For his part, Alex is tied up in a knotty mess with Simon, who long ago abandoned the family (Alex has a brother, in place mostly to furnish crucial information to Kate late in the movie), while swept up in his own selfishness and celebrity. Devoting himself to a hard-hatted career that apparently annoys his dad, Alex finds an outlet for his poetic, abstract soul in the relationship with Kate. He figures out the time thing fairly soon, and so endeavors to make a connection in real, or rather, shared time, tracking down the 2004 Kate, even though she has no idea who he is then, and is engaged to the supercilious, control-freaky Morgan (Dylan Walsh). (It goes without saying that this is a mismatch, though it’s surely odd that she’s so unable to see it.)

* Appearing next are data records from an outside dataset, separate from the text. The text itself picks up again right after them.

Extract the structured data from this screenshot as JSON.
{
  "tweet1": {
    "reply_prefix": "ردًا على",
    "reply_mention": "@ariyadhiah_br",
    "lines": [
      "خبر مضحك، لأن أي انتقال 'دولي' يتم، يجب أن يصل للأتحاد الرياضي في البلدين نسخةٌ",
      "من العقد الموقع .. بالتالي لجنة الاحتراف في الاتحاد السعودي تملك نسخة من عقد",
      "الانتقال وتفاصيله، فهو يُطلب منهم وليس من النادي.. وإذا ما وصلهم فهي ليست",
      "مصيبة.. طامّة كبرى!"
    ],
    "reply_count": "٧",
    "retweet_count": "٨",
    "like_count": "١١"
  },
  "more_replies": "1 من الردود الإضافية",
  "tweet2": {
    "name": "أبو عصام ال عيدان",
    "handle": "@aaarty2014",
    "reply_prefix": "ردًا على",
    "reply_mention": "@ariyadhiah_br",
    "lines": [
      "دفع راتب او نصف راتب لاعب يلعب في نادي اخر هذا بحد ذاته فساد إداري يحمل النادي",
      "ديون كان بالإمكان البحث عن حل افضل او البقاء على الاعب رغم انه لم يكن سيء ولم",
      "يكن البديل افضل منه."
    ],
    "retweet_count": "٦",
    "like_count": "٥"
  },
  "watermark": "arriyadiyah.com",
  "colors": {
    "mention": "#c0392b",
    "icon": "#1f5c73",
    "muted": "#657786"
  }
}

This brief meeting, on Kate’s 2004 birthday, leads to one of those thudding movie moments designed to be profound and allusive. Kate tells Alex she loves Jane Austen’s Persuasion (a book that is, she notes, about waiting), they look deeply into one another’s eyes and share a camera-swirling kiss. And then: pffft. Though he knows who she is, Alex doesn’t pursue Kate, leaving her to be unhappy with Morgan, as Alex is unhappy with himself. This mirroring structure, as Kate and Alex continue to exchange letters across two years, makes for an unwieldy narrative and some lovely images, as they write to one another from park benches that appear in split screens with an invisible line between them; different passers-by fade into air as they near the line.

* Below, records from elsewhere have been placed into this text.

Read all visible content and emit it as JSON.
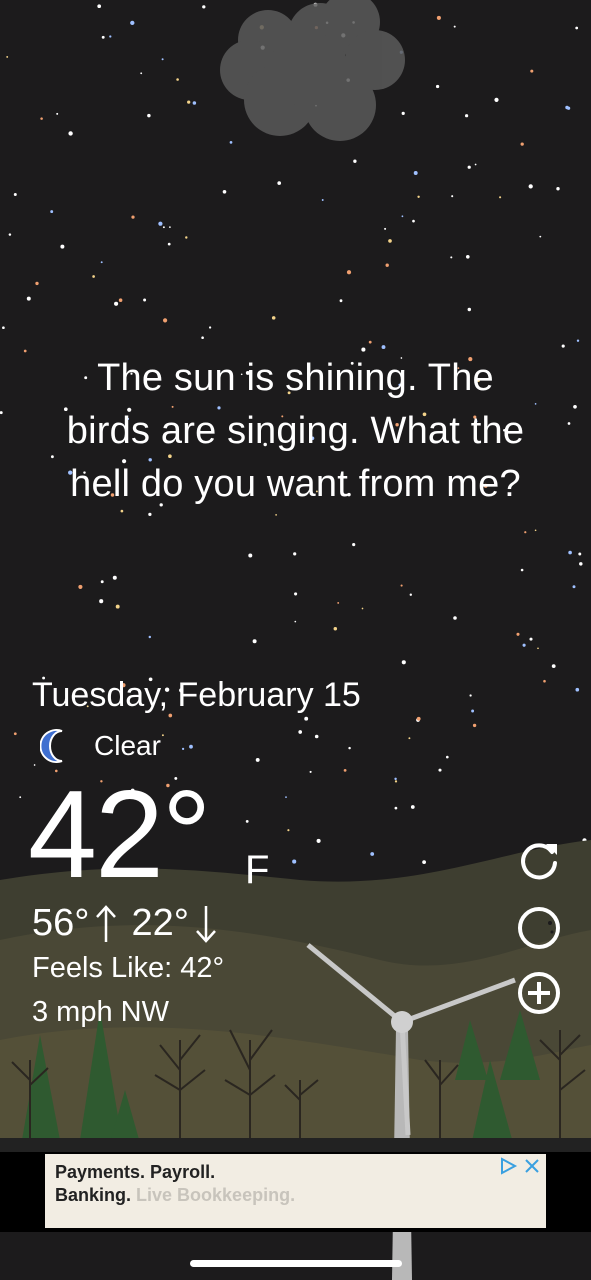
{
  "quote": {
    "line1": "The sun is shining. The",
    "line2": "birds are singing. What the",
    "line3": "hell do you want from me?"
  },
  "weather": {
    "date": "Tuesday, February 15",
    "condition": "Clear",
    "condition_icon": "moon-icon",
    "temperature": "42°",
    "unit": "F",
    "high": "56°",
    "low": "22°",
    "feels_like": "Feels Like: 42°",
    "wind": "3 mph NW"
  },
  "actions": {
    "refresh_icon": "refresh-icon",
    "theme_icon": "moon-phase-icon",
    "add_icon": "add-circle-icon"
  },
  "ad": {
    "line1": "Payments. Payroll.",
    "line2_bold": "Banking.",
    "line2_faded": "Live Bookkeeping.",
    "choices_icon": "adchoices-icon",
    "close_icon": "close-icon"
  },
  "colors": {
    "sky": "#1c1b1c",
    "hills": "#4e4c3a",
    "moon": "#3f6fd0",
    "ad_background": "#f2ede3",
    "adchoice": "#3aa0e0"
  }
}
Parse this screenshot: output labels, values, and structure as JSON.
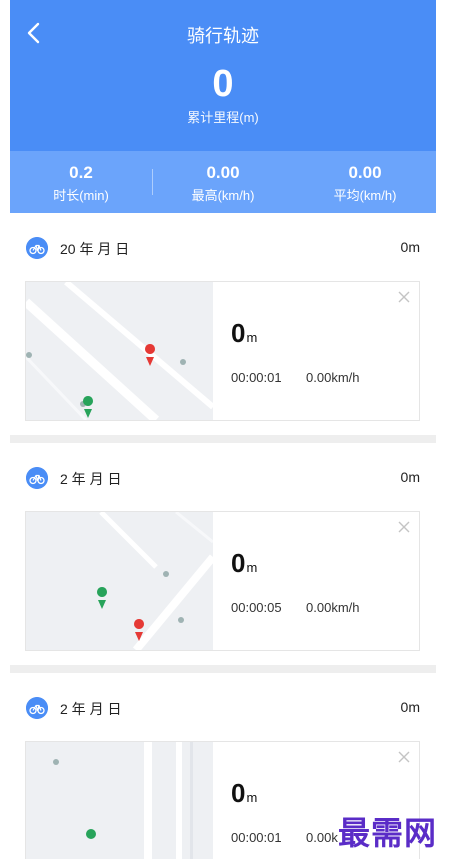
{
  "header": {
    "title": "骑行轨迹",
    "total_distance": "0",
    "total_label": "累计里程(m)"
  },
  "stats": [
    {
      "value": "0.2",
      "label": "时长(min)"
    },
    {
      "value": "0.00",
      "label": "最高(km/h)"
    },
    {
      "value": "0.00",
      "label": "平均(km/h)"
    }
  ],
  "records": [
    {
      "date": "20  年  月  日",
      "distance": "0m",
      "big_distance": "0",
      "big_unit": "m",
      "duration": "00:00:01",
      "speed_value": "0.00",
      "speed_unit": "km/h"
    },
    {
      "date": "2    年  月  日",
      "distance": "0m",
      "big_distance": "0",
      "big_unit": "m",
      "duration": "00:00:05",
      "speed_value": "0.00",
      "speed_unit": "km/h"
    },
    {
      "date": "2    年  月  日",
      "distance": "0m",
      "big_distance": "0",
      "big_unit": "m",
      "duration": "00:00:01",
      "speed_value": "0.00",
      "speed_unit": "k"
    }
  ],
  "watermark": "最需网",
  "colors": {
    "primary": "#4a8df6",
    "stats_bg": "#6ba4fb",
    "start_pin": "#27a35a",
    "end_pin": "#e53935"
  },
  "icons": {
    "back": "chevron-left-icon",
    "bike": "bicycle-icon",
    "close": "close-icon"
  }
}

More often, however, the splitting/connecting devices are more prosaic, as when Kate and Alex occupy conventional split screens but talk as if having a conversation; these conversations ostensibly occur in letters that would need to be sent as half-sentences and thoughts waiting to be completed by the other writer. The sheer awkwardness of this machinery is distracting, as is the whole shaking-up-the-universe dilemma posed repeatedly by time-traveling narratives: a changed past brings on a changed future (see: The Butterfly Effect or the old Star Trek episode, “City on the Edge of Tomorrow”). When Kate and Alex start trying to engineer events in order to set up a meeting in her time, the temporal logic pretty much falls apart.

Of course, logic isn’t usually the point in romance. When Alex wonders why Kate would like Persuasion, a book about waiting that ends sadly, the not-yet-couple shares a genuine-seeming moment of recognition: what they’re doing, both in their own spaces and times, doesn’t make sense. Neither does the film’s completely feeble use of Aghdashloo, educed to advising her young colleague in the most mundane ways (see above). When they meet for drinks in a gloomy bar scene (Anna’s daughter has left for college, Kate’s in love with a man she believes she can never meet), Anna observes, dryly, “He must write one hell of a letter” to warrant so much mooning. The women laugh together, forlornly. And for a second, the movie is less lugubrious, more familiar.

But only for a second. For all its impressionistic efforts, The Lake House doesn’t imagine a time or space beyond romantic conventions. And you’re left waiting.